“Ma,” he said, “we thank you for coming to us. We own that we wounded the chief over there. It was only one of our men who did it. It was not the act of all our town. We ask you that you will speak with our enemy to bring them to peace with us.”
The Healed Chief
She looked into the face of the chief. Then she saw to her joy that this was the very chief whom she had toiled through the rain to heal long ago. Because of what she had done then, he was now at her feet asking her to make peace. Should she run back and tell the warriors, who a hundred yards away were spoiling for a fight? That was her first joyful thought. Then she saw that she must first make her authority stronger over the whole band of warriors.
“Stay where you are,” she said. “Some of you find a place where I can sit in comfort; and bring me food.
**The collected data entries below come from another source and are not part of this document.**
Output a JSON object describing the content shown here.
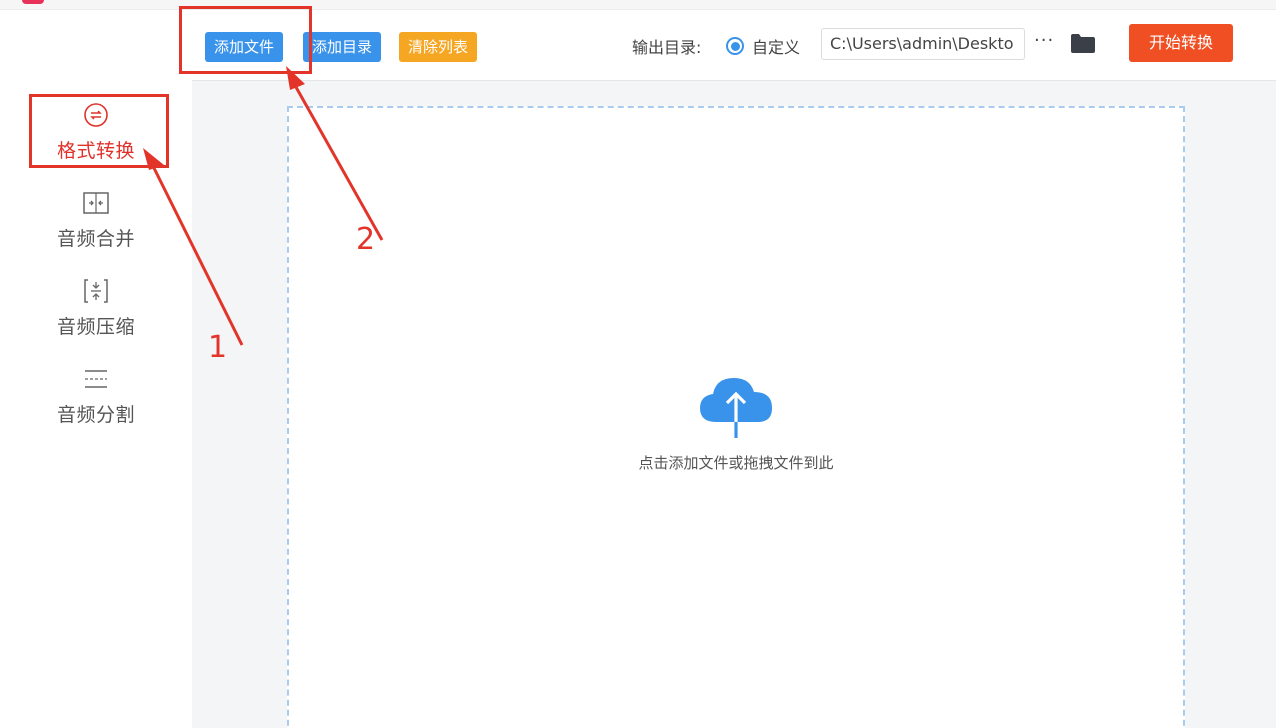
{
  "sidebar": {
    "items": [
      {
        "label": "格式转换",
        "icon": "format-convert-icon",
        "active": true
      },
      {
        "label": "音频合并",
        "icon": "audio-merge-icon",
        "active": false
      },
      {
        "label": "音频压缩",
        "icon": "audio-compress-icon",
        "active": false
      },
      {
        "label": "音频分割",
        "icon": "audio-split-icon",
        "active": false
      }
    ]
  },
  "toolbar": {
    "add_file_label": "添加文件",
    "add_folder_label": "添加目录",
    "clear_list_label": "清除列表",
    "output_dir_label": "输出目录:",
    "custom_option_label": "自定义",
    "output_path_value": "C:\\Users\\admin\\Deskto",
    "more_label": "···",
    "start_label": "开始转换"
  },
  "drop_zone": {
    "hint": "点击添加文件或拖拽文件到此"
  },
  "annotations": {
    "step1": "1",
    "step2": "2"
  },
  "colors": {
    "accent_blue": "#3a93ea",
    "accent_orange": "#f5a623",
    "start_red": "#f04e23",
    "annotation_red": "#e3342a"
  }
}
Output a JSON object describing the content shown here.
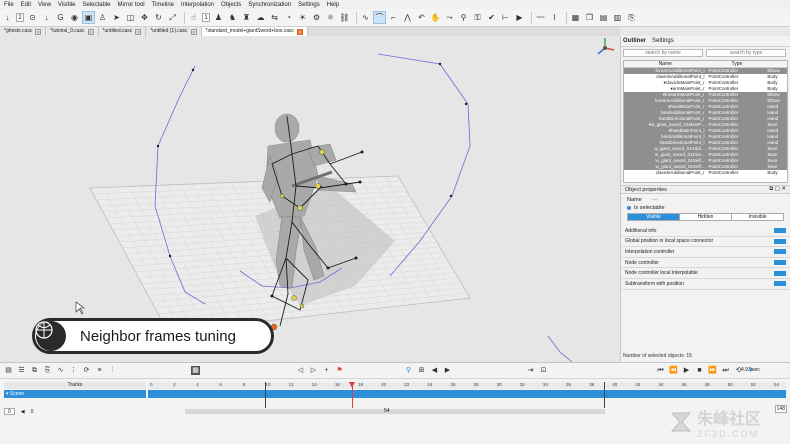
{
  "menu": [
    "File",
    "Edit",
    "View",
    "Visible",
    "Selectable",
    "Mirror tool",
    "Timeline",
    "Interpolation",
    "Objects",
    "Synchronization",
    "Settings",
    "Help"
  ],
  "toolbar": {
    "num_a": "2",
    "num_b": "1"
  },
  "file_tabs": [
    {
      "label": "*ghosts.casc",
      "active": false
    },
    {
      "label": "*tutorial_0.casc",
      "active": false
    },
    {
      "label": "*untitled.casc",
      "active": false
    },
    {
      "label": "*untitled (1).casc",
      "active": false
    },
    {
      "label": "*standard_model+giantSword+box.casc",
      "active": true
    }
  ],
  "caption": {
    "text": "Neighbor frames tuning"
  },
  "panel": {
    "tabs": [
      "Outliner",
      "Settings"
    ],
    "search_name_placeholder": "search by name",
    "search_type_placeholder": "search by type",
    "columns": [
      "Name",
      "Type"
    ],
    "rows": [
      {
        "name": "forearmAdditionalPoint_l",
        "type": "PointController",
        "body": "Elbow",
        "sel": true
      },
      {
        "name": "clavicleAdditionalPoint_l",
        "type": "PointController",
        "body": "Body",
        "sel": false
      },
      {
        "name": "▾clavicleMainPoint_r",
        "type": "PointController",
        "body": "Body",
        "sel": false
      },
      {
        "name": "▾armMainPoint_r",
        "type": "PointController",
        "body": "Body",
        "sel": false
      },
      {
        "name": "▾forearmMainPoint_r",
        "type": "PointController",
        "body": "Elbow",
        "sel": true
      },
      {
        "name": "forearmAdditionalPoint_r",
        "type": "PointController",
        "body": "Elbow",
        "sel": true
      },
      {
        "name": "▾handMainPoint_r",
        "type": "PointController",
        "body": "Hand",
        "sel": true
      },
      {
        "name": "handAdditionalPoint_r",
        "type": "PointController",
        "body": "Hand",
        "sel": true
      },
      {
        "name": "handDirectionalPoint_r",
        "type": "PointController",
        "body": "Hand",
        "sel": true
      },
      {
        "name": "▾w_giant_sword_01MainP...",
        "type": "PointController",
        "body": "Swor",
        "sel": true
      },
      {
        "name": "▾handMainPoint_l",
        "type": "PointController",
        "body": "Hand",
        "sel": true
      },
      {
        "name": "handAdditionalPoint_l",
        "type": "PointController",
        "body": "Hand",
        "sel": true
      },
      {
        "name": "handDirectionalPoint_l",
        "type": "PointController",
        "body": "Hand",
        "sel": true
      },
      {
        "name": "w_giant_sword_01Addi...",
        "type": "PointController",
        "body": "Swor",
        "sel": true
      },
      {
        "name": "w_giant_sword_01Dire...",
        "type": "PointController",
        "body": "Swor",
        "sel": true
      },
      {
        "name": "w_giant_sword_01Self...",
        "type": "PointController",
        "body": "Swor",
        "sel": true
      },
      {
        "name": "w_giant_sword_01Self...",
        "type": "PointController",
        "body": "Swor",
        "sel": true
      },
      {
        "name": "clavicleAdditionalPoint_r",
        "type": "PointController",
        "body": "Body",
        "sel": false
      }
    ],
    "object_properties": {
      "title": "Object properties",
      "name_label": "Name",
      "name_value": "---",
      "selectable_label": "Is selectable",
      "visibility": [
        "Visible",
        "Hidden",
        "Invisible"
      ],
      "sections": [
        "Additional info",
        "Global position in local space connector",
        "Interpolation controller",
        "Node controller",
        "Node controller local interpolable",
        "Subtransform with position"
      ]
    },
    "selected_count": "Number of selected objects: 15"
  },
  "timeline": {
    "speed": "4.93 sec",
    "tracks_label": "Tracks",
    "scene_label": "Scene",
    "ticks": [
      "0",
      "2",
      "4",
      "6",
      "8",
      "10",
      "12",
      "14",
      "16",
      "18",
      "20",
      "22",
      "24",
      "26",
      "28",
      "30",
      "32",
      "34",
      "36",
      "38",
      "40",
      "42",
      "44",
      "46",
      "48",
      "50",
      "52",
      "54"
    ],
    "range_start": "0",
    "range_a": "0",
    "range_end": "54",
    "frame_count": "148"
  },
  "watermark": {
    "big": "朱峰社区",
    "small": "ZF3D.COM"
  }
}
I will not starve while men fight. Choose two or three men to speak well for you, and we will have two men from your enemies.”
These grim warriors, so sullen and threatening a few moments ago, obeyed her every word. At length two chiefs came from the other side and stood on one side of her, while the two chiefs chosen in the village came and threw down their arms and knelt at their feet.
“Your chief,” they said, “was wounded by a drunken youth. Do not let us shed blood through all our villages because of what he did. If you will cease from war with us, we will pay to you any fine that the white Ma shall say.”
She, too, pressed them to stop their fighting. Word went back to the warriors on both sides, who became wildly excited. Some agreed, others stormed and raged till they were in a frenzy. Would they fight even over her body? Furious warriors came moving up from both sides. But by arguing and appealing at last she persuaded the warlike tribe to accept a fine.
The Promise of Peace
The town whose drunken youth had wounded the enemy chief at once paid a part of the fine. They used no money. So the fine was paid in casks and bottles of trade gin. Mary Slessor trembled. For as the boxes of gin bottles were brought forward the warriors pranced with excitement and made ready to get drunk. She knew that this would make them fight after all. What could she do? The roar of voices rose. She could not make her own voice heard. A daring idea flashed into her mind. According to the law of these Egbo people, clothes thrown over anything give it the protection of your body. She snatched off her skirt and all the clothing she could spare and spread them over the gin. She seized the one glass that the tribe had, and doled out one portion only to each chief to test whether the bottles indeed contained spirit. At last they grew quieter and she spoke to them.
“I am going,” she said, “across the Great Waters to my home, and I shall be away many moons. Promise me here, on both sides, that you will not go to war with one another while I am away.”